太陽光発電所の“価値”を高める「リパワリング」。それは、O&M事業者にとって今後のスタンダードとなるソリューション提案だ。
高性能な新型パワコンへの置き換えがリパワリングの一般的な方法だが、使用しているモデルのパワコンにそのままリプレースするのとは異なり、コストアップとなる場合も確かにある。
しかし、メリットがコストを上回るのであれば、発電事業者にとっては願ってもない話だ。
「リパワリング特集」で紹介した九州電力管内のこちらの案件では、「リパワリングをする方が高額だったが、売電収入UPによってコストパフォーマンスにすぐれるという試算が示された」という。
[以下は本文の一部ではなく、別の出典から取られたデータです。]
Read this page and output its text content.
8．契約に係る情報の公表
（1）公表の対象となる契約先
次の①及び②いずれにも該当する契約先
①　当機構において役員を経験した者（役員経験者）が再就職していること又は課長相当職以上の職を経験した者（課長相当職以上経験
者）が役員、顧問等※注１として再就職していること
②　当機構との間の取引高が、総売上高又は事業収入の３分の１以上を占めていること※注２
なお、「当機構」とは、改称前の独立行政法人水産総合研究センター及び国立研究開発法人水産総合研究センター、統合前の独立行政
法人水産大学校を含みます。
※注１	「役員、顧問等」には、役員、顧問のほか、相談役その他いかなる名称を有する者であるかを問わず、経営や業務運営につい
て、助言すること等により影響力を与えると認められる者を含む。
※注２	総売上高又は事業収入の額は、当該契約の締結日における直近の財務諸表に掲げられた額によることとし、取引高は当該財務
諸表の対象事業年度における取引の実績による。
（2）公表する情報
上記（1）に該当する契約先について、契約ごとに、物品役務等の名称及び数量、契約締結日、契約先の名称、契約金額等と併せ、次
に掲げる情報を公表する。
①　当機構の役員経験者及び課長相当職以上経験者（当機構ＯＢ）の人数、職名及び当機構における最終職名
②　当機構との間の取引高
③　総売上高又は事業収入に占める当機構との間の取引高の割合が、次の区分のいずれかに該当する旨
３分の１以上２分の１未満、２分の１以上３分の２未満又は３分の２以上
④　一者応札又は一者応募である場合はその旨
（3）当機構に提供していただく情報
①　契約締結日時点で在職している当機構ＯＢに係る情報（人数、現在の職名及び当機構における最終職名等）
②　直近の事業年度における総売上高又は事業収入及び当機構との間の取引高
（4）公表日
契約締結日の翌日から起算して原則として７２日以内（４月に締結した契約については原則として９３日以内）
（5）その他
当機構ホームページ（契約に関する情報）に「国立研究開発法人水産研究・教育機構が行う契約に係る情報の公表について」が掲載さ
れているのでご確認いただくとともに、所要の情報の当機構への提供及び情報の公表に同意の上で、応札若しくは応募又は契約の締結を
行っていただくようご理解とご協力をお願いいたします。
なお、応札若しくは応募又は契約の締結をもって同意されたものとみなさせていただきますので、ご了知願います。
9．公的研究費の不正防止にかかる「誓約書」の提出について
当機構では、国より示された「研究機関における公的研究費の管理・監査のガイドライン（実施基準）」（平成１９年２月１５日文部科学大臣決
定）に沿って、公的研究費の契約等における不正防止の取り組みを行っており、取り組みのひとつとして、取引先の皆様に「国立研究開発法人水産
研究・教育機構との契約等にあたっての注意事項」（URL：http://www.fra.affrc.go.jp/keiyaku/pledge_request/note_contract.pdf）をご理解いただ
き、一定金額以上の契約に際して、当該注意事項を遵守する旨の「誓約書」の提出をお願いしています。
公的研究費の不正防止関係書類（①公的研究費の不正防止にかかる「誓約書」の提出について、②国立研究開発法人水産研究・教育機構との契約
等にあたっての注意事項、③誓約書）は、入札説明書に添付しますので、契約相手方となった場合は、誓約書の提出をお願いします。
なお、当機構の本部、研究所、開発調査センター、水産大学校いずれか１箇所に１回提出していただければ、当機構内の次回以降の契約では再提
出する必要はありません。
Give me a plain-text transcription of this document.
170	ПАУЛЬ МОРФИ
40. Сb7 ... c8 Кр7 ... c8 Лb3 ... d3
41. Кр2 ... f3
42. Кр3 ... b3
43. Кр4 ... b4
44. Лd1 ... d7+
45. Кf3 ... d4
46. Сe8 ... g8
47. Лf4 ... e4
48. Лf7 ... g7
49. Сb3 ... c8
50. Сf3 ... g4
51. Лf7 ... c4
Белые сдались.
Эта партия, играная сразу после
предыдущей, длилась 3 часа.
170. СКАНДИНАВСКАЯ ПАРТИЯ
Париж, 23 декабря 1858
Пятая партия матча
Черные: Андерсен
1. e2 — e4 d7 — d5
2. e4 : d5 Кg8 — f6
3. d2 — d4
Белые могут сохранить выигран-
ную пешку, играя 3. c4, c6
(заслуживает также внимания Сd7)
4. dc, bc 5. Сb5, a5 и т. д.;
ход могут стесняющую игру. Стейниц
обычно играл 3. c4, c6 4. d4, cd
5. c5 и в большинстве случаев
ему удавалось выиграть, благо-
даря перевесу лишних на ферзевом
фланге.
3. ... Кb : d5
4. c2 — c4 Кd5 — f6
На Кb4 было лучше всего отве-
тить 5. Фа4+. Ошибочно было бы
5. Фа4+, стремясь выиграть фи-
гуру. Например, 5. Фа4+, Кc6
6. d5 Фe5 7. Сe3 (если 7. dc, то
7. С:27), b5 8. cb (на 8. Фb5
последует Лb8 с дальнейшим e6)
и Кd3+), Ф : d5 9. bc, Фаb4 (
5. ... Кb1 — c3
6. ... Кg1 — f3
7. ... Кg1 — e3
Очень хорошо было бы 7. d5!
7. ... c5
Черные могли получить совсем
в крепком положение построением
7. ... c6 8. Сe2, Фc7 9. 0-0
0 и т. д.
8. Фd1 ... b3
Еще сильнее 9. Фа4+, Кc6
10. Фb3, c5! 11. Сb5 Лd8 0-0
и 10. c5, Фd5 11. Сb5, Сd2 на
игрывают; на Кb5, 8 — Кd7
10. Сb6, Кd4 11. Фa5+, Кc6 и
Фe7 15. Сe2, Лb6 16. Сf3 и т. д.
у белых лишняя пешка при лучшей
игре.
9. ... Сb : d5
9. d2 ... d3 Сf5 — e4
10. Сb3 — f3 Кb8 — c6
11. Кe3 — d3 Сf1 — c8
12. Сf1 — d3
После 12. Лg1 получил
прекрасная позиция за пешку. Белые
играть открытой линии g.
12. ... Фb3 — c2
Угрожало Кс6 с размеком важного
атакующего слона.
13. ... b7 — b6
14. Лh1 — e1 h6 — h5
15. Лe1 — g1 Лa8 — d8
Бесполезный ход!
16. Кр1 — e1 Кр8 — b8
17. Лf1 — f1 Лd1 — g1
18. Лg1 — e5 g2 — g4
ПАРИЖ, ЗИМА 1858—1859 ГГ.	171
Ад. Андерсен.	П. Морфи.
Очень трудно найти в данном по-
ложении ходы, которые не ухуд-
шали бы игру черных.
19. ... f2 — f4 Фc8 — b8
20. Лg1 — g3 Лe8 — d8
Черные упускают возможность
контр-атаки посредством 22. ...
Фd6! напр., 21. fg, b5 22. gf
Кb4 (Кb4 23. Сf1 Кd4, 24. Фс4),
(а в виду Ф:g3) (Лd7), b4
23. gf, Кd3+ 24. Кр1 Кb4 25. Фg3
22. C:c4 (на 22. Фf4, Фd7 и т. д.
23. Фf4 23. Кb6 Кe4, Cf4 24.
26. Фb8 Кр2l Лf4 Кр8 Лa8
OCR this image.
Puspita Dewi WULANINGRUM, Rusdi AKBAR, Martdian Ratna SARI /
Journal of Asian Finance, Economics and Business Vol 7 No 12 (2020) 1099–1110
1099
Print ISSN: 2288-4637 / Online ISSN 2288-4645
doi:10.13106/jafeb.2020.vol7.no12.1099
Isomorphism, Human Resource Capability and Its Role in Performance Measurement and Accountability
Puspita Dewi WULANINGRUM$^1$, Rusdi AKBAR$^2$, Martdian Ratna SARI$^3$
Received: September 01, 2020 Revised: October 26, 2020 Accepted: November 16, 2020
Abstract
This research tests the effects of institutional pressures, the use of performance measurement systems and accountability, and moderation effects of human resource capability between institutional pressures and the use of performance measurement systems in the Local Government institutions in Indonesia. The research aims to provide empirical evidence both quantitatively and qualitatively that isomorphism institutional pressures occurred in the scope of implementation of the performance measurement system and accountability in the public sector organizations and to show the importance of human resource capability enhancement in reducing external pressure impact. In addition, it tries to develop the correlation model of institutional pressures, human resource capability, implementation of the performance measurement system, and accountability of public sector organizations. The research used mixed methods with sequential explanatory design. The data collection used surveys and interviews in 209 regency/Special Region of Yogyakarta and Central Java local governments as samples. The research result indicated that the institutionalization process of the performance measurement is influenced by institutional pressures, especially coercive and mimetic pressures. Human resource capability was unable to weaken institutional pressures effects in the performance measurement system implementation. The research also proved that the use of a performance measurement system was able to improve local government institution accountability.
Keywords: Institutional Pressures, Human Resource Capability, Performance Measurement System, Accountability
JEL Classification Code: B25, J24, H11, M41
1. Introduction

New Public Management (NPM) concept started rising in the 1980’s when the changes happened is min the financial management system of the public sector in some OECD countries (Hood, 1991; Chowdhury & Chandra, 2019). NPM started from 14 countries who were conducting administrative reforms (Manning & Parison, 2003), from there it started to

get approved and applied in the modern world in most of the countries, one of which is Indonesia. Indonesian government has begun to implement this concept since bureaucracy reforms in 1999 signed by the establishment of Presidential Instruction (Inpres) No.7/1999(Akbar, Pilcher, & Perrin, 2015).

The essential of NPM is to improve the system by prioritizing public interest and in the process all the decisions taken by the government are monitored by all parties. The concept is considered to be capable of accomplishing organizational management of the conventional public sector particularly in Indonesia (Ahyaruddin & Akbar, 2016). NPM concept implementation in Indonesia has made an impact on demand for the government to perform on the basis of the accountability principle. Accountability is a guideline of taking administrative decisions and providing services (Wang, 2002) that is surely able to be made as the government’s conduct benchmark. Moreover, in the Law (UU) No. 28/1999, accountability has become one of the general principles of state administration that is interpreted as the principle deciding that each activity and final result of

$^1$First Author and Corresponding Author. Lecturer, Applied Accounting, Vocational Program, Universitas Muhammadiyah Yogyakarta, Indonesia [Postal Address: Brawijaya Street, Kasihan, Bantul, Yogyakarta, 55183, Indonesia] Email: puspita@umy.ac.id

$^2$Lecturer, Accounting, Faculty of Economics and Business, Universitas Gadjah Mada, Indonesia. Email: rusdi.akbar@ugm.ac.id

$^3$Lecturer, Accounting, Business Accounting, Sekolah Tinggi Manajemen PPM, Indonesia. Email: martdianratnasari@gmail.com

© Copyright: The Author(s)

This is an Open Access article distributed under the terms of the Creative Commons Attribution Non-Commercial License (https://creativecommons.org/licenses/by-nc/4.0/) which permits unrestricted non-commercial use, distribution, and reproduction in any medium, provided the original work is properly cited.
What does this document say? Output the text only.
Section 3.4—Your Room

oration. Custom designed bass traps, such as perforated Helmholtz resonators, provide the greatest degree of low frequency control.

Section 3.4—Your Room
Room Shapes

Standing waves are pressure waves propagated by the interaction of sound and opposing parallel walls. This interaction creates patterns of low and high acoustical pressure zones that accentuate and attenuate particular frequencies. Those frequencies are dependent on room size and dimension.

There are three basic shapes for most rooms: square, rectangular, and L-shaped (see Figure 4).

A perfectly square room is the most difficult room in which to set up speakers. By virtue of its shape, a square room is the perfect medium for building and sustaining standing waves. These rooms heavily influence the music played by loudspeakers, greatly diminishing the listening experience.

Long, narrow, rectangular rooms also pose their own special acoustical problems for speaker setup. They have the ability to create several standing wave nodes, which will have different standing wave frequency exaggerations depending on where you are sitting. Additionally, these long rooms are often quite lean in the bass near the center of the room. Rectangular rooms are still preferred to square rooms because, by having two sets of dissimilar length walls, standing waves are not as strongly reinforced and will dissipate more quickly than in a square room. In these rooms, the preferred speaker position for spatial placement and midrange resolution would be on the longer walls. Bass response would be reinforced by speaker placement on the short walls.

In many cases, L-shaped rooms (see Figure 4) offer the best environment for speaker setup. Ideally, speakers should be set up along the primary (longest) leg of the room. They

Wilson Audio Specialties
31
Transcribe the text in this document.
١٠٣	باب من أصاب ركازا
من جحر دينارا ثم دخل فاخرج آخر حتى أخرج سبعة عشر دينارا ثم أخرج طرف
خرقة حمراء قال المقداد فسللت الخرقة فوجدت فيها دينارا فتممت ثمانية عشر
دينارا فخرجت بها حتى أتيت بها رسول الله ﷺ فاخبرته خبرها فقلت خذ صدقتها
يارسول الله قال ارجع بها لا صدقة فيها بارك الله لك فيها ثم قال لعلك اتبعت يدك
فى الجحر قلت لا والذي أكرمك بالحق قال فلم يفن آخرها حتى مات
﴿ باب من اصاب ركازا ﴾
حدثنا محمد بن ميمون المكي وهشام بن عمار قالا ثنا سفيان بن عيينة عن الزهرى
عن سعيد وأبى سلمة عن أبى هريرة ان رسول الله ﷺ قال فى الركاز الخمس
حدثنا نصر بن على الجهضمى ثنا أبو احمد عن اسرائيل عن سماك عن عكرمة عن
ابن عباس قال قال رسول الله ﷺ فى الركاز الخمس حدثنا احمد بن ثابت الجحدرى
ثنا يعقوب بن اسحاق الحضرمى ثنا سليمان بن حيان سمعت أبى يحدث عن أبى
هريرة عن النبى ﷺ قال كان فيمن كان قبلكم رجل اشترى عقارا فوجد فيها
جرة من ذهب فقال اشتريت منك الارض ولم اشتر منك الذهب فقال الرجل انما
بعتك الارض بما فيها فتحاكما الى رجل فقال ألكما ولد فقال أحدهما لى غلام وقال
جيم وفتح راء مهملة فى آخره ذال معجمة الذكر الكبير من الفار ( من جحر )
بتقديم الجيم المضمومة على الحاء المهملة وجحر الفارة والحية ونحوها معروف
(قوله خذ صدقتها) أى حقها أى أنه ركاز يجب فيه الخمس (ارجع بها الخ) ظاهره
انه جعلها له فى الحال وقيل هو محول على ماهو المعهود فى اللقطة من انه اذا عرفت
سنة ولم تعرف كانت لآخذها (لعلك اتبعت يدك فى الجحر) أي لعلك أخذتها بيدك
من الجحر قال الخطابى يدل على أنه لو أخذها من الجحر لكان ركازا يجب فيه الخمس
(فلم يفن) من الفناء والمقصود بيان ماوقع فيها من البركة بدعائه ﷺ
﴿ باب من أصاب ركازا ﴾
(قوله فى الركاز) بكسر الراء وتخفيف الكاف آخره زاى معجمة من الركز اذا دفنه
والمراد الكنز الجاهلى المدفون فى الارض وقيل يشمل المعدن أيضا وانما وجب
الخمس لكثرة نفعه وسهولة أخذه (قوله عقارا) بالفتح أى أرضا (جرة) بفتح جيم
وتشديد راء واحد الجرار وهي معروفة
発電事業者には売電収入増による事業性向上というメリット、リパワリングを行うO&M事業者には販売・施工収入が高まるというメリットが、リパワリングによってもたらされる。
そして、太陽光発電所による発電量が高まれば、その分、日本の脱炭素化に貢献できる。
リパワリングビジネスの進展は、そのような好循環をもたらすのだ。
近い将来、保証期間切れなどによるパワコン交換のタイミングは訪れる。しかし、その時を待たずとも、今まさに、O&M事業者にとってのビジネスチャンスがあるのだと言って過言ではない。
なぜなら、通常のパワコン交換のタイミングを待たずとも、リパワリングの判断がなされることも少なくないからだ。実際、先に挙げた事例では、運転開始8年のタイミングでリパワリングを提案し、それをオーナーが採用した。また、連系開始からわずか2年で交換に踏み切ったという事例もある(参照:「新型パワコンへの早期交換」というリパワリング方法)。
パワコン交換が訪れることや、経年による発電量の低下を十分に理解していない発電事業者もいるだろう。そして、新型パワコンのすぐれた性能やオプティマイザの持つ発電最適化機能なども、やはり皆が知っているというわけではない。
出力制御のオンライン制御によるメリットともなれば、太陽光発電所の事業性に目を光らせている事業者以外は、しっかりと把握できていない方が多いのではないだろうか。
つまり、発電事業者に代わってリパワリングによる事業性向上を検討するのは、太陽光発電所の状況を把握しているO&M事業者だからこそできること、ともいえるのだ。
リパワリングによって太陽光発電所のさらなる安定稼働が確保され、発電量が増えれば、上述の通り2050年カーボンニュートラルの実現にも一歩近づく。
リパワリングビジネスの積極的な進展に期待したい。